La cantine du sanatorium, alors lugubre, délabrée et sombre, est désormais pleine de clients et de vie, dans une grande abondance de couleur. À l’inverse, la place du village est déserte, comme à l’abandon, sans aucune trace de la fête d’antan. Józef devient quant à lui aveugle et prend la place du contrôleur de train, condamné à ne plus pouvoir percevoir le temps qu’avec ses oreilles, bercées par le son de la clepsydre. Est-il encore vivant ou passé de l’autre côté ? Il paraît plutôt voué à errer dans un espace-temps insondable, tâtonnant pour avancer tout en devant attendre son heure.
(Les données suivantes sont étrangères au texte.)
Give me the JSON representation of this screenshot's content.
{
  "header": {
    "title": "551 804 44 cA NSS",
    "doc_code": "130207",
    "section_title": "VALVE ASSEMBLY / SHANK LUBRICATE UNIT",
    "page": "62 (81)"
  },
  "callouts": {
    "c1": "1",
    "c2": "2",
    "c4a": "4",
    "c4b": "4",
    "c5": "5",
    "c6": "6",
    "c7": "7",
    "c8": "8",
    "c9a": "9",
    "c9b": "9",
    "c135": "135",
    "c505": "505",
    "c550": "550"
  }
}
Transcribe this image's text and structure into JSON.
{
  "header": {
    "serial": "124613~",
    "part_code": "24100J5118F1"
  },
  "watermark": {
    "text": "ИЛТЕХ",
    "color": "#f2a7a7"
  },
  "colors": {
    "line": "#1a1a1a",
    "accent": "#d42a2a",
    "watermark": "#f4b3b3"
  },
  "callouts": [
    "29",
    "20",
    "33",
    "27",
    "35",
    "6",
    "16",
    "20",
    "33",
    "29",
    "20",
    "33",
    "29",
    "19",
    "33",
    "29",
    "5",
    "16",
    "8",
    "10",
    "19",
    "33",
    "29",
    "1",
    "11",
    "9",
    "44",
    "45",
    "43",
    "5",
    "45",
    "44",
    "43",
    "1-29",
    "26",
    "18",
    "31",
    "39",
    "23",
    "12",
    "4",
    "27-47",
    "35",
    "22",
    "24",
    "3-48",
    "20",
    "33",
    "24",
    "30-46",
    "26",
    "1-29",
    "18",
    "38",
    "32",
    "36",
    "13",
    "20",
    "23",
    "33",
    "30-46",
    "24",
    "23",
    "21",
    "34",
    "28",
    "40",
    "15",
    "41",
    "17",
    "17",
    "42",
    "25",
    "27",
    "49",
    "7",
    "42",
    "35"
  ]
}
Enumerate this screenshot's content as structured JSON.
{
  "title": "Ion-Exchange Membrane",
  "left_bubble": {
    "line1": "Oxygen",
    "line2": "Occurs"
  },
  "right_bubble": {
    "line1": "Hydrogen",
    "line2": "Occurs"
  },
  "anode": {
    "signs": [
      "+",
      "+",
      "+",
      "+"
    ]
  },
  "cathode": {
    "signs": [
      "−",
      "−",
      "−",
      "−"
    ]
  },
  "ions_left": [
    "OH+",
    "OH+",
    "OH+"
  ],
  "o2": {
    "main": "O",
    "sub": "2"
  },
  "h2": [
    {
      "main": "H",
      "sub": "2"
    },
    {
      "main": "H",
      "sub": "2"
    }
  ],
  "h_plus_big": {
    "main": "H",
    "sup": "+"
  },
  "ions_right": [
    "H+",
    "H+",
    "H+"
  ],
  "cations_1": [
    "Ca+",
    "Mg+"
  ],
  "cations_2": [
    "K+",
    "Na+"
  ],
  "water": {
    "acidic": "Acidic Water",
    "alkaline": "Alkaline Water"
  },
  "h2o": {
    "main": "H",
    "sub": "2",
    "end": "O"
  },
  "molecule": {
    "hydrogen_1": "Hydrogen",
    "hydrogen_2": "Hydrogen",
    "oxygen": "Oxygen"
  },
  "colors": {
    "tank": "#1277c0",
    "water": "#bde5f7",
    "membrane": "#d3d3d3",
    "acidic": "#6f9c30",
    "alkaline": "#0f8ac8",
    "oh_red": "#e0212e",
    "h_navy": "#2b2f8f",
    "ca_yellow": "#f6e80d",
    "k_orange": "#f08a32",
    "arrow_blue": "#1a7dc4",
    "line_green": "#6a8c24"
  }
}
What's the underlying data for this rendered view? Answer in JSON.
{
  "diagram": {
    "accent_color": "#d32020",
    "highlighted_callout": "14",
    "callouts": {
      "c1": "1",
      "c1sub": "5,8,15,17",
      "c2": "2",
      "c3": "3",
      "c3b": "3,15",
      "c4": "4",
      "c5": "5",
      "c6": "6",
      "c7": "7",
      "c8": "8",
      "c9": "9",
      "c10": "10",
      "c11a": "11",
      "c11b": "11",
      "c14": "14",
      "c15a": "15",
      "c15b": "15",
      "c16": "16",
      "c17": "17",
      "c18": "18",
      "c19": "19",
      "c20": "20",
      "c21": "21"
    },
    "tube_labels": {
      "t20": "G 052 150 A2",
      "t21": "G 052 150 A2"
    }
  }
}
À ce titre, La Clepsydre est une réappropriation du mythe du juif errant, popularisé au XVIIe siècle dans un livret de colportage allemand qui a eu un grand succès: Courte Description et Histoire d’un juif nommé Ahasvérus. Il a perdu la vie et n’a plus d’âge après que Jésus l’ait condamné à l’errance jusqu’au jugement dernier. C’est un personnage honnête, noble et irréprochable avec un savoir encyclopédique qui le rend sympathique, que Has a déjà mis en scène brièvement dans Le manuscrit trouvé à Saragosse dix ans plus tôt et dont Joseph semble ici être un écho. Un écho d’autant plus logique qu’Ahasvérus est parfois renommé Joseph dans certaines traditions. Un prénom qui est évidemment aussi celui du père de Jésus, et de Garibaldi (qui apparaît brièvement au gré d’une scène de bataille et d’un trait d’humour sur sa mort). Le juif errant est une figure malgré tout plutôt positive jusqu’à la montée de l’antisémitisme à la fin du XIXe siècle. Has le réhabilite en faisant de Józef un être naïf et candide, meilleur que les autres croyants du film montrés comme des coureurs de jupons. La distance critique avec la religion s’exprime par un refus de l’austérité attendue des représentations religieuses au profit de l’esthétique baroque présentée. Un paradoxe demeure toutefois. L’endroit le plus baroque et vivant au début (la place principale du village et ses habitants) est mort à la fin, tandis que le lieu du trépas est revigoré (le sanatorium) et que celui qui voyait devient aveugle (Józef) : un véritable carnaval.